Tips on making regex more performant?

Tue Jun 18 13:54:00 PDT 2013

18-Jun-2013 22:53, Gary Willoughby пишет:
> Below is an example snippet of code to test for performance of regex
> matches. I need to parse a large log and extract data from it and i've
> noticed a huge increase in time of the loop when reading and using regex.
>
>      ...
>      auto alert = regex(r"^Alert ([0-9]+)");
>
>      while ((line = file.readln()) !is null)
>      {
>          auto m = match(line, alert);
>
>          if (m)
>          {
>              alerts++;
>          }
>
>          counter++;
>      }
>      ...
>

Depending on you data size reading more into memory in one go and then 
use regex  with "g" option on it. The difference is that each time you 
call `match` regex engine has to allocate state for the matcher. This 
leads to basically doing malloc/free per line. Millions of allocations 
per second are surely out of reach.

I've been long wondering what I can do to speed up such one-off matches 
as most of tuning had gone into the machine itself, not start/stop 
paths. What can be done to fix this is adding TLS cache of memory in 
std.regex, so that it reuses the same memory on each call to match.
Partially this was postponed till supposedly soon to come Allocators 
design but it never did.

Alternatives.

Simplest alternative would be to use some Appender!char object and fill 
it up with say 100 lines.

Second option is read up a big buffer, find a newline from the end of it 
and run global match on this chunk. Copy the (hopefully small) tail to 
the beginning of buffer and read into the rest.

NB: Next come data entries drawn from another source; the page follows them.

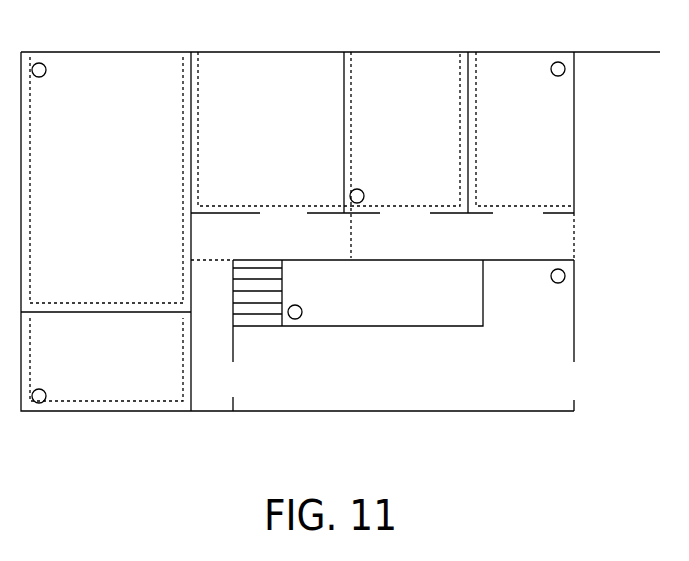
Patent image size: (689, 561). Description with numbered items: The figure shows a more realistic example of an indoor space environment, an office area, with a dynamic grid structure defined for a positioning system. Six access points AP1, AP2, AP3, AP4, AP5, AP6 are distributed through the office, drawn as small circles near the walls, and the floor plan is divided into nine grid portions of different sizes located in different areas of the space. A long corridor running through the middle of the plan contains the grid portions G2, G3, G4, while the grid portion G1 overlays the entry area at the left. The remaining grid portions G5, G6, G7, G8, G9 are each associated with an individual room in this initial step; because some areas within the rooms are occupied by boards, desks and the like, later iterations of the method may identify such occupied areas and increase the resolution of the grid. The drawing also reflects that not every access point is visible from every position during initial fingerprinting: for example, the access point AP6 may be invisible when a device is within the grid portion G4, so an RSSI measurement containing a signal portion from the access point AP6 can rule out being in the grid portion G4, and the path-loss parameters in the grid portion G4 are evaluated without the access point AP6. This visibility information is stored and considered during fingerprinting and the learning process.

The grid portion G1 is at (106, 180).
The grid portion G2 is at (462, 238).
The grid portion G3 is at (271, 236).
The grid portion G4 is at (239, 311).
The grid portion G5 is at (274, 129).
The grid portion G6 is at (405, 155).
The grid portion G7 is at (525, 129).
The grid portion G8 is at (106, 359).
The grid portion G9 is at (382, 322).
The access point AP1 is at (45, 48).
The access point AP2 is at (45, 419).
The access point AP3 is at (591, 278).
The access point AP4 is at (578, 49).
The access point AP5 is at (381, 180).
The access point AP6 is at (308, 336).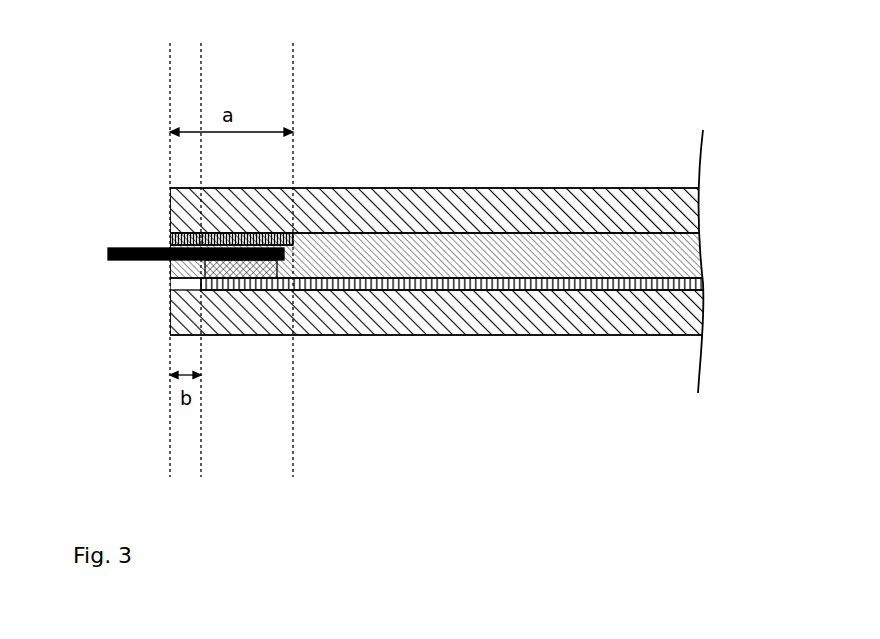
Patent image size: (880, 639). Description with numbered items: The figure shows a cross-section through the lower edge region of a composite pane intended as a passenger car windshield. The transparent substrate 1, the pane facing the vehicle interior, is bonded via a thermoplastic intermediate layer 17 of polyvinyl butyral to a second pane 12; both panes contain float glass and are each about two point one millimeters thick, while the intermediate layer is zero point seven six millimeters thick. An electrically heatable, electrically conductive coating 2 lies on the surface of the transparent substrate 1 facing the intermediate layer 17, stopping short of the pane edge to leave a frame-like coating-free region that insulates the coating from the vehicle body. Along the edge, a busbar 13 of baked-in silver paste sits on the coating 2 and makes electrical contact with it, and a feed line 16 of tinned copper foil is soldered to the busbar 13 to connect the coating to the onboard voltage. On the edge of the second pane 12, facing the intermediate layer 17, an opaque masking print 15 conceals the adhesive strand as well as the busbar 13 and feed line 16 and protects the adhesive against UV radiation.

The transparent substrate 1 is at (663, 317).
The electrically conductive coating 2 is at (700, 282).
The second pane 12 is at (615, 200).
The busbar 13 is at (170, 277).
The masking print 15 is at (170, 235).
The feed line 16 is at (110, 248).
The thermoplastic intermediate layer 17 is at (503, 267).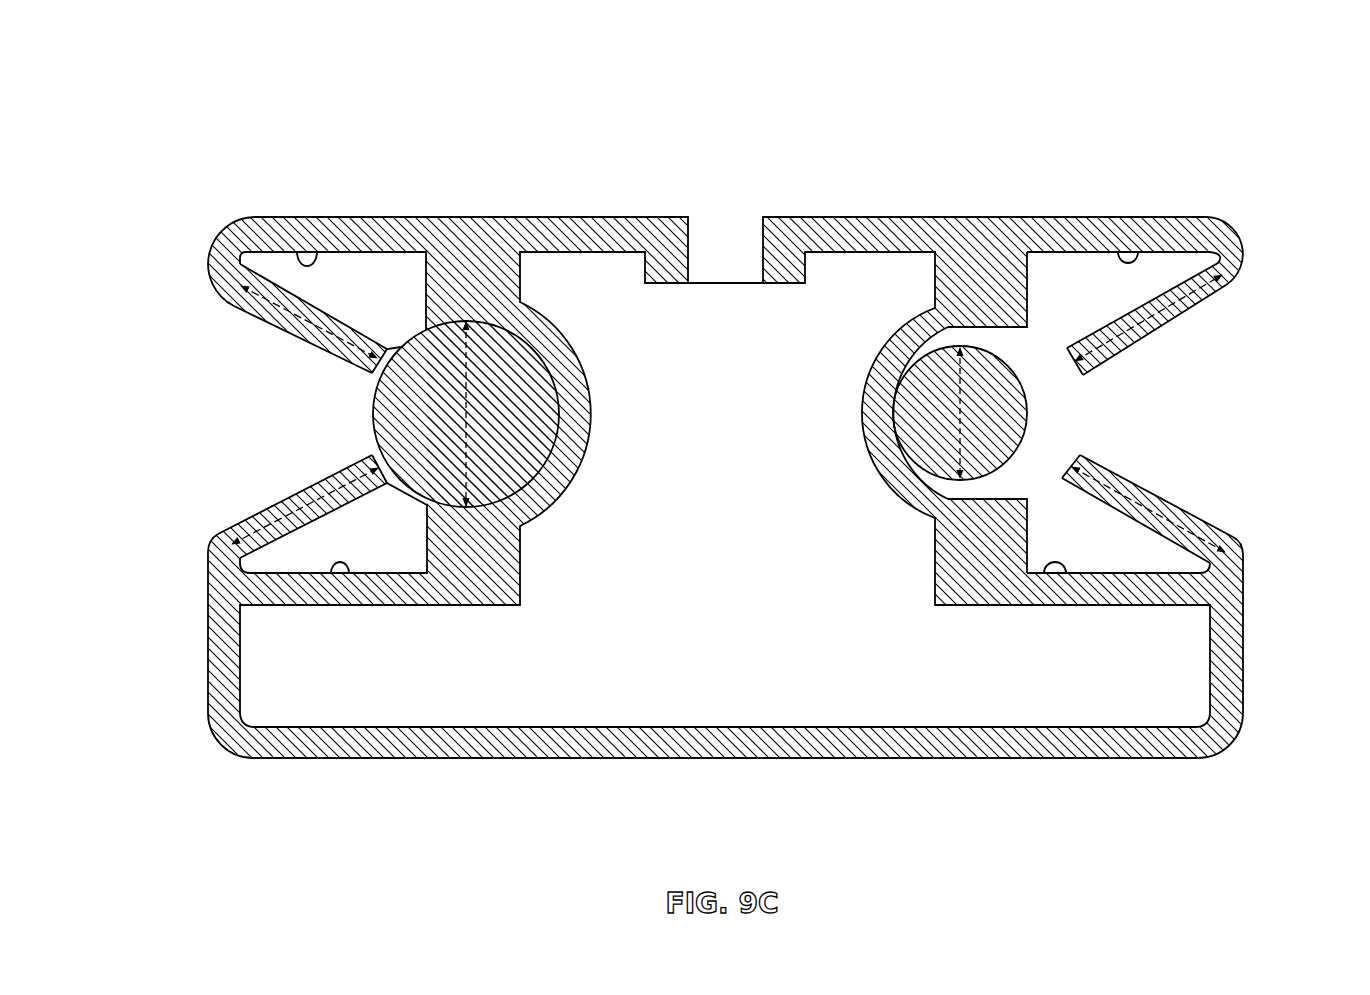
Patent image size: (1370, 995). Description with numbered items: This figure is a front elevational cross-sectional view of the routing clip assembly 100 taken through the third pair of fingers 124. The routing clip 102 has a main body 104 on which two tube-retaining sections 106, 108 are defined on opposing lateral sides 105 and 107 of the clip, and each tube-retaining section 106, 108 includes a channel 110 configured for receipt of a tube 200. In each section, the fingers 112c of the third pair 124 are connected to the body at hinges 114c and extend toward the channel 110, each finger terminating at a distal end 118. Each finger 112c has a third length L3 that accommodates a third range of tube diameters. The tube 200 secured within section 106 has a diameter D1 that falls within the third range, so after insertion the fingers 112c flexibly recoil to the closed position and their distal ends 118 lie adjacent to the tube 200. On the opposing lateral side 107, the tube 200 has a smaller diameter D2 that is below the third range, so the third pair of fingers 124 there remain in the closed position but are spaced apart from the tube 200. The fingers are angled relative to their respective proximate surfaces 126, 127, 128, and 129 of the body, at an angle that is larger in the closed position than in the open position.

The routing clip assembly 100 is at (1240, 128).
The routing clip 102 is at (832, 243).
The main body 104 is at (882, 243).
The lateral side 105 is at (207, 688).
The tube-retaining section 106 is at (165, 384).
The lateral side 107 is at (1243, 665).
The tube-retaining section 108 is at (1258, 413).
The channel 110 is at (1018, 355).
The fingers 112c is at (290, 343).
The hinges 114c is at (211, 271).
The distal ends 118 is at (403, 345).
The third pair of fingers 124 is at (287, 330).
The proximate surface 126 is at (313, 262).
The proximate surface 127 is at (337, 568).
The proximate surface 128 is at (1134, 262).
The proximate surface 129 is at (1060, 567).
The tube 200 is at (410, 426).
The diameter D1 is at (470, 398).
The diameter D2 is at (955, 442).
The third length L3 is at (1175, 541).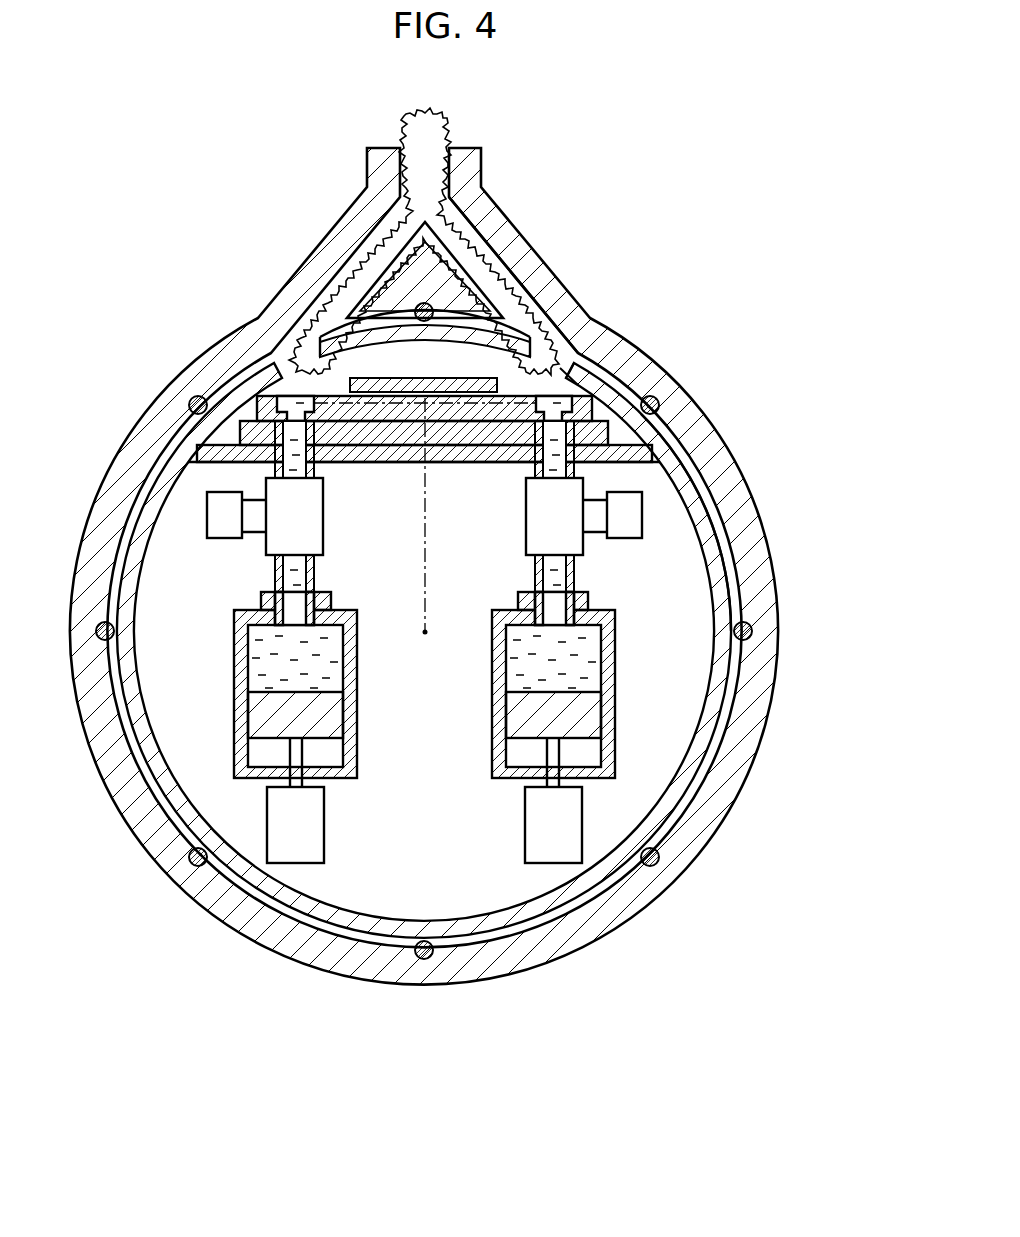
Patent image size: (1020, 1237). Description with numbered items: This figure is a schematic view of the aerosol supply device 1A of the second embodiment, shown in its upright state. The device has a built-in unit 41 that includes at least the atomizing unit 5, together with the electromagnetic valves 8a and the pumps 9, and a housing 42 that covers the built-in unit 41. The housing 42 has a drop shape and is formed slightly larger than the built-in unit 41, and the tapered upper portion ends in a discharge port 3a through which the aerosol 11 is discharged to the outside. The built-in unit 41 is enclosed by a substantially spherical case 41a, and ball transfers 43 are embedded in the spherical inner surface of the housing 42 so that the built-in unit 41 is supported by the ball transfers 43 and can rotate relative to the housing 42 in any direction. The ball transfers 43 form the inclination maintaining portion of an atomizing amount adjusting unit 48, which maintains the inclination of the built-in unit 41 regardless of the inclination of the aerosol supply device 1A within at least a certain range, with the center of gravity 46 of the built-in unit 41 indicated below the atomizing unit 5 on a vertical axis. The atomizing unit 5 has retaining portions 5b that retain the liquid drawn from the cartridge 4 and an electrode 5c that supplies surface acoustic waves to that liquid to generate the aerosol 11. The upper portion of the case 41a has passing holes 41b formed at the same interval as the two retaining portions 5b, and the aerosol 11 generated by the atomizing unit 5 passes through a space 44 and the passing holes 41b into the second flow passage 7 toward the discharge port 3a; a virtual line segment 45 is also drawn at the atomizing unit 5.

The aerosol supply device 1A is at (462, 566).
The discharge port 3a is at (443, 138).
The cartridge 4 is at (628, 706).
The atomizing unit 5 is at (427, 383).
The retaining portion 5b is at (568, 389).
The electrode 5c is at (404, 379).
The second flow passage 7 is at (490, 262).
The electromagnetic valve 8a is at (206, 513).
The pump 9 is at (258, 838).
The aerosol 11 is at (513, 297).
The built-in unit 41 is at (732, 548).
The case 41a is at (724, 522).
The passing hole 41b is at (567, 349).
The housing 42 is at (760, 585).
The ball transfer 43 is at (496, 631).
The atomizing amount adjusting unit 48 is at (755, 630).
The space 44 is at (655, 450).
The virtual line segment 45 is at (562, 407).
The center of gravity 46 is at (428, 640).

The example below assumes you can't have line bigger then some buffer size.

(it's a sketch, untested)

alert = regex(..., "gm");
ubyte[] buffer = new ubyte[64*1024];
ubyte[] slice = buffer[];
auto hasData = true;
while(hasData){
	size_t got = file.rawRead(slice).length;
	// + tail from prev iteration
	auto usable = got + buffer.length - slice.length;
	if(got < slice.length)
		hasData = false;
	auto idx = indexOf(retro(buffer[0..got]), '\n');
	if(idx < 0){
		slice = buffer[];
		continue;
	}
	size_t lastLF = got-idx;
	char[] piece = cast(char[])buffer[0..lastLF];
	foreach(m; match(piece, alert))
	{
		//old code here
	}
	copy(buffer[lastLF..$], buffer[]); //copy leftover to front
	slice = buffer[$-lastLF..$]; //read into the rest of buffer
}

This is how I'd go about it ATM if speed is important.

> Using the above example i parse about 700K lines per second (i'm reading
> from an SSD). If i comment out the regex match function, i read at 4.5M
> lines per second. Considering i need to use about 8 regex matches and
> extract data, this figure further drops to about 100K lines per second.

Like test 8 separate patterns? This would multiply aforementioned 
malloc/free by 8. One idea is to try putting them all in a single regex 
with alternations '|'.

> Is there anything i can do to speed up regex matching in such a
> scenario? Are there any tips you can share to speed things up?
>

There are also compiler flags to fiddle with (dmd):
  -O -release -inline -noboundscheck

> Thanks.

-- 
Dmitry Olshansky